The opportunity finally came when a family bat mitzvah was held in Israel, and the duo visited the Weizmann Institute as part of an organized tour. They came at the suggestion of their friend Bruno Licht, a Weizmann friend and generous supporter. Vanessa, a nutritional therapist with special interest in microbiome research, was eager to visit the campus.
“Israel, and Weizmann in particular, was such an impressive surprise for me,” says Marcos. “I like the Weizmann approach to science—basic research, but with an eye for application and for making discoveries, translate for the benefit of the world.”
On the day they were scheduled to depart, they got in a taxi for the airport and made a detour to the Weizmann Institute, to visit for a second time. While strolling on campus, they decided to make a gift to establish a postdoctoral fellowship for Brazilian scientists at Weizmann. “The idea came to us on the spot,” Marcos recalls. “I decided I wanted to honor my father, who is 83 and has Alzheimer’s, and who has always cared about education and research. And we wanted to help Weizmann in some way. We didn’t plan it at all, and it suddenly became a very emotional moment since my father’s illness has progressed substantially and this was a nice way for us to connect as a family.”
The two-year Paulo Pinheiro de Andrade Fellowship, named for Marcos’ father, was celebrated at last November’s International Board.
“We wanted to both support Weizmann science and Israeli science, and at the same time nourish Brazilian science—and bring Israel and Brazil a little closer together,” says Vanessa.
Marcos, whose career has been dedicated to finance and specifically asset management, says that they see the gift “as a fantastic investment with no risk, and with potentially huge returns. We hope to inspire others to give because the future relies on science and, as we see today, we can’t live without it.”
Paulo Pinheiro de Andrade is a former MBA professor and businessman who dedicated his career to market research.
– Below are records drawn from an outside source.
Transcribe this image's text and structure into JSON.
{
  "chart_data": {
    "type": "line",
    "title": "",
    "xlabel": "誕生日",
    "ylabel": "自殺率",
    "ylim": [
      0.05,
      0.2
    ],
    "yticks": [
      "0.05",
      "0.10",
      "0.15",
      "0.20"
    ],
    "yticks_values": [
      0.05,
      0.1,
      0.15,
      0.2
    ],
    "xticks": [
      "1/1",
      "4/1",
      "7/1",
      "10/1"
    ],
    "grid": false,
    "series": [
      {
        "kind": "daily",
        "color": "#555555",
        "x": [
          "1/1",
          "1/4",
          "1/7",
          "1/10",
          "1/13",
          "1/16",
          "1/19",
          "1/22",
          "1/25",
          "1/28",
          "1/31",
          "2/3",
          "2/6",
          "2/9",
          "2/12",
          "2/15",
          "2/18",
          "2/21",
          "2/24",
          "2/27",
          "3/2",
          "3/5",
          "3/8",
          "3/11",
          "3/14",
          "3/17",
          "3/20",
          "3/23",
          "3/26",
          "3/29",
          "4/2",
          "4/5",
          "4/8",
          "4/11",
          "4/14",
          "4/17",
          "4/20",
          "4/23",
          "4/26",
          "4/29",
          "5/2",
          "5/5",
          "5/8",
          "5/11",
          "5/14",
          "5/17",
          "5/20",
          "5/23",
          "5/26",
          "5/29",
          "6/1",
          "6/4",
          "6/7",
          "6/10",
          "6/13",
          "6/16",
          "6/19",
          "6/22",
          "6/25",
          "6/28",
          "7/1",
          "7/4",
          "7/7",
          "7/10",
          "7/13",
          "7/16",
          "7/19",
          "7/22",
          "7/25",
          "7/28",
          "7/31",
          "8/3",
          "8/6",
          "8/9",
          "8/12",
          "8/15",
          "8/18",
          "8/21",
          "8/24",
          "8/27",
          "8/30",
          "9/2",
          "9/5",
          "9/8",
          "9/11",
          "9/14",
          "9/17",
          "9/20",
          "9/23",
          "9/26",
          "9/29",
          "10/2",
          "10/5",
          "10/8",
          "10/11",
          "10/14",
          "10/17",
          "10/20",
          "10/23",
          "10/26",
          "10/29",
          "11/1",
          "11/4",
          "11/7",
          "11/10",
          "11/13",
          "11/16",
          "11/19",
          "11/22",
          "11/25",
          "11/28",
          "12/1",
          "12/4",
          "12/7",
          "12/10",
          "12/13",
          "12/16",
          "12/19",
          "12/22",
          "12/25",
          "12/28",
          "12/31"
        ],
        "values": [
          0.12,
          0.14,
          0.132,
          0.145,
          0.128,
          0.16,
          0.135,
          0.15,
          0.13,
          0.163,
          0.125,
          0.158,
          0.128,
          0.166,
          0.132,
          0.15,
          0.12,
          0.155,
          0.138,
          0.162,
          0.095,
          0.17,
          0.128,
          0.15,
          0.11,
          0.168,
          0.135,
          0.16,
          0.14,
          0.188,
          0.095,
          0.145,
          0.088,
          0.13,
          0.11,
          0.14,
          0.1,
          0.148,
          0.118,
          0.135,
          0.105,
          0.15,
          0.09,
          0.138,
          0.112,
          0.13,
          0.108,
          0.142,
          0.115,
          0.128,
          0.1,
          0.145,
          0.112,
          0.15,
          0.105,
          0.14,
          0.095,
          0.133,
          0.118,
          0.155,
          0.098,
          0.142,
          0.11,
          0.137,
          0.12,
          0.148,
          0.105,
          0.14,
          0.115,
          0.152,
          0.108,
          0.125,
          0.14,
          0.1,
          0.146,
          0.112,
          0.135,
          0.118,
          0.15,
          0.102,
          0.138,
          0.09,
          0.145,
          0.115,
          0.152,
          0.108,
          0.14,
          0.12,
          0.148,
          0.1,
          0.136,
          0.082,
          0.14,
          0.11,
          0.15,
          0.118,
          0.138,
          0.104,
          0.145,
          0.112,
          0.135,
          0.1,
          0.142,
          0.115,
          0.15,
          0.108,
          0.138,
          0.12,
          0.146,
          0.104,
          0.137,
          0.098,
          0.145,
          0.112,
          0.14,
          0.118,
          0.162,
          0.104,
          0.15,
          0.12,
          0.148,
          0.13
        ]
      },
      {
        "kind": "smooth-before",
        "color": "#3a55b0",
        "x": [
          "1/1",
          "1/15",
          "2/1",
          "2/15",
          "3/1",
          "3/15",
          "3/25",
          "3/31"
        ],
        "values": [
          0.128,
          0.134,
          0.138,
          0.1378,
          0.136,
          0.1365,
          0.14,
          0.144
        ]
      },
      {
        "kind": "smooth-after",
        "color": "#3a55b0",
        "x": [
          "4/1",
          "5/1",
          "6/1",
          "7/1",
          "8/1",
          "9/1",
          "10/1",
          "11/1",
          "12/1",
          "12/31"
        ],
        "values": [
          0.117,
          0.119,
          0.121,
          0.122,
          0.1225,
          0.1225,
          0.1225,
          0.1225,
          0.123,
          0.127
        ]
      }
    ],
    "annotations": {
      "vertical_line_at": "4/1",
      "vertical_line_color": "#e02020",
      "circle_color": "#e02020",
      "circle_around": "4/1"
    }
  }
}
As a testament to his successful and influential role in his field, he was nominated as the Honorary President of the Global Business Research Network and granted the inaugural Jay Wilson Lifetime Achievement Award.
The first incumbent of the fellowship is Dr. Camila Pinto da Cunha, who will work in the lab of Prof. Yuval Eshed in the Department of Plant and Environmental Sciences. She will study the internal factors of the plant that define how meristem tissue—the plant equivalent of stem cells, in the sense that it can differentiate into various tissue types within a plant—grows into all the elements of a flower. Understanding this process has implications for agriculture—for instance, knowing why a particular plant architecture produces more fruit—and the conservation of native species, especially in times of climate crisis.
The couple have three adult children whom they hope to bring to the Weizmann Institute when international travel resumes. As for Marcos, who admitted he initially needed some convincing to come to Israel, he says he plans to make Israel, and Weizmann, a “regular stop on my travels, and I hope to keep coming back.”